What you’re seeing isn’t a conspiracy. It’s more of a profile in cowardice.
nick 09.12.09 at 6:37 pm
here are the regular people, here are the unschooled and heartfelt signs: what more is necessary? sorry, you don’t have a VIP pass–no backstage access….it’s not so much that the media need to have an “ideological” bias; the media has a bias in favor of cynicism, deception, insiderhood. they like the spectacle; they respect those who can use it effectively. individual journalists may have commitments to truth, objectivity, exposing corruption, etc–but these commitments have very little to do with how the mass media, especially TV news, actually works….
jholbo 09.13.09 at 5:04 am
An appropriate Corner post to go with this post:
http://corner.nationalreview.com/post/?q=ZDdjMTk2YjA0MWI2MTQ0ZTkyMzhhMDZkM2YyN2UwMzY=
bad Jim 09.13.09 at 8:49 am
The heterogeneity of liberal signage is its own reality check. If the people next to you are proclaiming “Latinos for the Metric System” or “Menopausal Matriarchs of Mendocino for Peace” then you are almost certainly marching up Market Street in San Francisco. There will be giant puppets and an assortment of musicians.
aflandshage 09.13.09 at 1:34 pm
@15 not sure it matters, but if I remember correctly The Economist did actually endorse Kerry in 2004, as they endorsed Obama i 08, but underneath that – deep down in their dark right wing hearts – they surely wanted him to loose…
Alex 09.13.09 at 4:39 pm
The heterogeneity of liberal signage is its own reality check.
Aren’t we forgetting our dear colleague Diego Gambetta here?
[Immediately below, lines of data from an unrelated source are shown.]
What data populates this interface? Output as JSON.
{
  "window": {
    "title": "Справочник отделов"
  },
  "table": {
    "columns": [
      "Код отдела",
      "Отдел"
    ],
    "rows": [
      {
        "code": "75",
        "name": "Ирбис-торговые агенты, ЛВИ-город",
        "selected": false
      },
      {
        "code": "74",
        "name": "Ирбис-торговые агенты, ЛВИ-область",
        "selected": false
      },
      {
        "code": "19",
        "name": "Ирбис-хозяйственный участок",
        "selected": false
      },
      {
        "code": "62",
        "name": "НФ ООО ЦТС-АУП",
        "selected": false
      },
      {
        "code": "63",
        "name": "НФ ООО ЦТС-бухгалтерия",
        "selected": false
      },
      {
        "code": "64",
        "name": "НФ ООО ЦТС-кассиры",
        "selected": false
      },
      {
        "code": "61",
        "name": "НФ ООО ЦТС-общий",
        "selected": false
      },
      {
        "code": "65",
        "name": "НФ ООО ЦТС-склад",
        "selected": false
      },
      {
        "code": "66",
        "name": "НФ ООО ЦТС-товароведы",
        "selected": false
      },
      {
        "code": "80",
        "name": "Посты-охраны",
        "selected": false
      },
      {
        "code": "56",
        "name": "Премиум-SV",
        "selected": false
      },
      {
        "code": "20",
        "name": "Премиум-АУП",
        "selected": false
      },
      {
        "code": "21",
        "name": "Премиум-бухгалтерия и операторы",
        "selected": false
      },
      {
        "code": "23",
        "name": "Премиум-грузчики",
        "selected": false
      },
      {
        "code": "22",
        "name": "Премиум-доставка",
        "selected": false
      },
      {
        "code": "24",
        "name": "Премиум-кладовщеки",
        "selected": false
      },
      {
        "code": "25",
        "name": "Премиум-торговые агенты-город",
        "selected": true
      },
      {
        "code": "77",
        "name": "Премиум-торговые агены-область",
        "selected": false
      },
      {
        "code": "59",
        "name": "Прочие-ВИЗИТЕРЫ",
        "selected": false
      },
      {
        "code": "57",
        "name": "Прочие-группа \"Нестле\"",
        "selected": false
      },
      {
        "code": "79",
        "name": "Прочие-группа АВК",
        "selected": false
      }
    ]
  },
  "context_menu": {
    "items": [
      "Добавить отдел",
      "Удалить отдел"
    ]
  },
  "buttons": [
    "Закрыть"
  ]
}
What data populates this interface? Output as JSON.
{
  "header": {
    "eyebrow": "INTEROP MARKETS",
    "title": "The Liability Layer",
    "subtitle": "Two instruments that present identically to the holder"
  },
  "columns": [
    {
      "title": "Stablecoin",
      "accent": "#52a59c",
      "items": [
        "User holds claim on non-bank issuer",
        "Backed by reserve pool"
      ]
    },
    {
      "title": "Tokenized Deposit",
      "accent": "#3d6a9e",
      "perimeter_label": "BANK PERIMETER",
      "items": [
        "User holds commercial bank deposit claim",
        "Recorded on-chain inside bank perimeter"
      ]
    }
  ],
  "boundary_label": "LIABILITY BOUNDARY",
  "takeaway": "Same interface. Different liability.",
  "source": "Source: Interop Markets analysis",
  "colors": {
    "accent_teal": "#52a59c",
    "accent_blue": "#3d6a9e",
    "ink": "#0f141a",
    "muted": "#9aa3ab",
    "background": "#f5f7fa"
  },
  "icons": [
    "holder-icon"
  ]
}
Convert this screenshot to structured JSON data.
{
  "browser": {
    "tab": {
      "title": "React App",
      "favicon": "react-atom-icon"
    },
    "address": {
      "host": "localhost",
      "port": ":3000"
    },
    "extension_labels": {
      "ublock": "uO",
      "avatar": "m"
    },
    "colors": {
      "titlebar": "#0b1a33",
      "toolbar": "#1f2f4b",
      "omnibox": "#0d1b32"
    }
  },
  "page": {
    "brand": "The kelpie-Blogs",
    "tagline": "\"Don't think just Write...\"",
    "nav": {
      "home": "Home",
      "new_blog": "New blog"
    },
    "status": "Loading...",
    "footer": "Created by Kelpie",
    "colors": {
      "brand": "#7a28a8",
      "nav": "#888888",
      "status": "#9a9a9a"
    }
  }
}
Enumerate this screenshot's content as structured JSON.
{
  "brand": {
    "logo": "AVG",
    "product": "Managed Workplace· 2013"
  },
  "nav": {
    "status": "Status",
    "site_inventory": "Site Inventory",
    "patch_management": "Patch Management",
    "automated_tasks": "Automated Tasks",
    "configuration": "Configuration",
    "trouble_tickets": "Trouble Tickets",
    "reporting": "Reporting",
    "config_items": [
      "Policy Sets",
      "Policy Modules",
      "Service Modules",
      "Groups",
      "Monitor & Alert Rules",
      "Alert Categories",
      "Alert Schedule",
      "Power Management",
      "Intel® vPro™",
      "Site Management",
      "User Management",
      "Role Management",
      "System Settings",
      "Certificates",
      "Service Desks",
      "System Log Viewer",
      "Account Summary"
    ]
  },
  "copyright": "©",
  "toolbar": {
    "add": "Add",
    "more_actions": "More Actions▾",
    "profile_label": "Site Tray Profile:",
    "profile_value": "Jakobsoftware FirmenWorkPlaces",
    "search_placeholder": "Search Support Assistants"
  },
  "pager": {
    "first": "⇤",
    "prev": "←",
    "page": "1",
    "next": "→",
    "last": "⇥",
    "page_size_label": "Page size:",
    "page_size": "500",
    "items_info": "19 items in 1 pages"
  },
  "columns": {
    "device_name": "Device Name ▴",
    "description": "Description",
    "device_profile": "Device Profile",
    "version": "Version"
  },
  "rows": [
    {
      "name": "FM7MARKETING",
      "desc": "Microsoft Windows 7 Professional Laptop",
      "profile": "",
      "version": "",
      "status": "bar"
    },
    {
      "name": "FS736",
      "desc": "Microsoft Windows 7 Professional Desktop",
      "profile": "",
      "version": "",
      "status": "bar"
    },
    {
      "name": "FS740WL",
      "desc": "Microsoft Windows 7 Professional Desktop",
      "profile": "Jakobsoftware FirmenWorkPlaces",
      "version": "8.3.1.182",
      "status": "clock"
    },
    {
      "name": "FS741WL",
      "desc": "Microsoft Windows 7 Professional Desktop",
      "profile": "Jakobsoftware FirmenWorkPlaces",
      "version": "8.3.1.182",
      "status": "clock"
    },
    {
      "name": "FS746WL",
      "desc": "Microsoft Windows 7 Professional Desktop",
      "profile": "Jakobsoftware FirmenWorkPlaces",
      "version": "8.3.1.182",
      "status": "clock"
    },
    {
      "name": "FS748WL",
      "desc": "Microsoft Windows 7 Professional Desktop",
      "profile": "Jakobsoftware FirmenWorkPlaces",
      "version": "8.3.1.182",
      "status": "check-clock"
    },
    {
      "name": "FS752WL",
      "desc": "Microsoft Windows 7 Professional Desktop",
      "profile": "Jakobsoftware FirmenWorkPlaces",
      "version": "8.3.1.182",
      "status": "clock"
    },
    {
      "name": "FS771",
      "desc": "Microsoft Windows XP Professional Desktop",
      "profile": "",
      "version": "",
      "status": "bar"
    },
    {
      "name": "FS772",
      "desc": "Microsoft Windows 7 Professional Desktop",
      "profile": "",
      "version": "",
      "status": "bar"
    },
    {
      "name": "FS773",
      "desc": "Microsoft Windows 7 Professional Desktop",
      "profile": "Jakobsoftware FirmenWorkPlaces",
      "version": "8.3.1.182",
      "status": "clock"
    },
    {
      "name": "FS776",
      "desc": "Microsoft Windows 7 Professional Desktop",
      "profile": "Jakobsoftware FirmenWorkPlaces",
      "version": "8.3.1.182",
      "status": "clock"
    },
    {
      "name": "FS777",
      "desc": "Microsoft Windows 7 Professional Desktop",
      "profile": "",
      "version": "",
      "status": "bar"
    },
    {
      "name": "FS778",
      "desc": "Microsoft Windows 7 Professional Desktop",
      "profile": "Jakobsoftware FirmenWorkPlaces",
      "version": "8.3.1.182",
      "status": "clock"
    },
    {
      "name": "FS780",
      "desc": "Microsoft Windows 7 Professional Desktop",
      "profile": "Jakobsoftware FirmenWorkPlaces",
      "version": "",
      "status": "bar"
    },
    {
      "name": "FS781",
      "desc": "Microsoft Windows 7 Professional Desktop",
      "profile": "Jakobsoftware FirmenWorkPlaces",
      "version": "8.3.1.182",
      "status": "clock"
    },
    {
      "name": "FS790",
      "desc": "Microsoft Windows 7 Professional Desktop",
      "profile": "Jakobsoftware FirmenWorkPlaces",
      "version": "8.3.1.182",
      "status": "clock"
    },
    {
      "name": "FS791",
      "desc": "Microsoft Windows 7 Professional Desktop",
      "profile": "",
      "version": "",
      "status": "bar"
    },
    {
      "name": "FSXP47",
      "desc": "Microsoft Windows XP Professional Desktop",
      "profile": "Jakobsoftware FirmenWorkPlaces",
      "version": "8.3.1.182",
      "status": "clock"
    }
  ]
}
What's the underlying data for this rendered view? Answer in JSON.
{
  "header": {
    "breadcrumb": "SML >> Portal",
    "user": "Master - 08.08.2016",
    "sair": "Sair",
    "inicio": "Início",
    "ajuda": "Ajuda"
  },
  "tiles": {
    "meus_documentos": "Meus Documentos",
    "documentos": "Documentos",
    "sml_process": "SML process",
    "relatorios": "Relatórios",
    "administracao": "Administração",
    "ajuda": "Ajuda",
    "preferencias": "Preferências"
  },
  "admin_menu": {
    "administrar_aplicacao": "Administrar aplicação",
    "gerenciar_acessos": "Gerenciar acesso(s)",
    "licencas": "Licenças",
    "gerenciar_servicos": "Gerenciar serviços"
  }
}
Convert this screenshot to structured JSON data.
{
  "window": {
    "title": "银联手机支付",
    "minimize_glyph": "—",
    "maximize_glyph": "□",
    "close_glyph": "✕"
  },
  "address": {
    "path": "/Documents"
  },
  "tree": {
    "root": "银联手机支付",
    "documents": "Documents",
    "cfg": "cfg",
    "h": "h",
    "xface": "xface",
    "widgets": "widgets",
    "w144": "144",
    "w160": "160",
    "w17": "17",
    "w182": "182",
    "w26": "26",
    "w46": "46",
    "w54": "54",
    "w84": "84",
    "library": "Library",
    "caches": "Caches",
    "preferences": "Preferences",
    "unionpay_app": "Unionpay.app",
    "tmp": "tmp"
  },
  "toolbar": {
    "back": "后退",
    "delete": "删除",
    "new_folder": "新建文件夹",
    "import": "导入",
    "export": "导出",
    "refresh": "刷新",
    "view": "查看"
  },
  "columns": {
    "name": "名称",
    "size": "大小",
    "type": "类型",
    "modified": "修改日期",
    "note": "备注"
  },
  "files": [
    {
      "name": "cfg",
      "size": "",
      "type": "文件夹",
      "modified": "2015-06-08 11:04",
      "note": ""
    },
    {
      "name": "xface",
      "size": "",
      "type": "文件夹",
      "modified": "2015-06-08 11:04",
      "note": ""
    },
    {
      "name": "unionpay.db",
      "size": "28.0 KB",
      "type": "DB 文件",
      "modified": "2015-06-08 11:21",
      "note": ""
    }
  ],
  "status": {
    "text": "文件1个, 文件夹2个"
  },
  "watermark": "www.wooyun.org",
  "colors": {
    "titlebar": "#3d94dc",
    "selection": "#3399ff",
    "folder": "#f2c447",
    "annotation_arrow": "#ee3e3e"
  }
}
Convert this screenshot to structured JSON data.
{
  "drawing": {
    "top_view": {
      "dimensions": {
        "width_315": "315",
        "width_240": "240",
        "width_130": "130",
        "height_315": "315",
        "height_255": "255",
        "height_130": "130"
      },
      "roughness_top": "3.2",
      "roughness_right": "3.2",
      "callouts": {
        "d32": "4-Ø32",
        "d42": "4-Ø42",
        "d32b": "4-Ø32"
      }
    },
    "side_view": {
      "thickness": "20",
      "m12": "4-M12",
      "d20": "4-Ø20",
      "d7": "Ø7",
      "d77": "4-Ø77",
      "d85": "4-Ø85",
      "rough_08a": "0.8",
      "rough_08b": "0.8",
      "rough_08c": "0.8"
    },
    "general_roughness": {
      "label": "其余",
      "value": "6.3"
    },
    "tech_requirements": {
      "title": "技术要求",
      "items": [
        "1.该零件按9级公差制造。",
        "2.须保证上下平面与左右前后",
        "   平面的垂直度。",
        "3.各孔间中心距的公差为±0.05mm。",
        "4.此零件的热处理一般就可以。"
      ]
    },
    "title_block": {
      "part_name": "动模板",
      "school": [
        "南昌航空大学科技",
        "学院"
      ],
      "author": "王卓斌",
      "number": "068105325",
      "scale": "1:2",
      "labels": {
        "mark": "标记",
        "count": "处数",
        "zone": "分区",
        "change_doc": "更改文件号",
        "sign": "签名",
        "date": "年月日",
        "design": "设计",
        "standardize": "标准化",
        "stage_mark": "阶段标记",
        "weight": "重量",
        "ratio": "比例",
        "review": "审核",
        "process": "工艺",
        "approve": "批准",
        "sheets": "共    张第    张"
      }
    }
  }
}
By accepting the fake sign, you’re demonstrating that you don’t particularly care which sign you wave. If you weren’t a real Republican, you’d be outraged by the fakery and the censorship, and would be exposed. Mindless obedience and tolerance of kitsch are properties they have in relative abundance, so they require a display of them as identification. It’s a signalling protocol helping people high on the social authoritarianism index to find each other and to exclude possible infiltrators.
John Quiggin 09.13.09 at 7:56 pm
A bit of Googling suggests that fake signs aren’t in fact confined to the GOP, which is kind of depressing. Still, I haven’t seen anything suggesting Dems are going to the extent of confiscating unapproved signs. That sums up the two-party system, I guess.
urgs 09.14.09 at 12:31 pm
Well, expect that Democrats do the same Alex :-). For sure they also confiscate private signs. Heck, that was well reported here – in Germany.
JM 09.14.09 at 2:35 pm
Of course it’s not limited to Republicans, just as Democrats’ organizations (e.g., the NDI) and Soros support many of the NGO’s through which the USA’s money and influence have been laundered into “pro-democracy” “uprisings.” Robinson’s point is that these Democrats tend to be foreign policy and military wonks from the right of their own party who, when their party is in power, work in government.
When their party is out of power, they are stabled in these kinds of organizations to await the pendulum’s swing.
engels 09.15.09 at 1:30 pm
Maybe one reason for confiscating banners is to avoid this kind of thing…
engels 09.15.09 at 2:01 pm
A few others…
james 09.16.09 at 8:43 pm
Sometimes the organizers provide the signs, sometimes people bring their own. Union ralies in the US are known for providing the signs, chants, and press talking points each protester is meant to learn. To me this speaks more to being highly organized and on message. The legitamacy of the event is only questionable when the people showing up are paid to be there.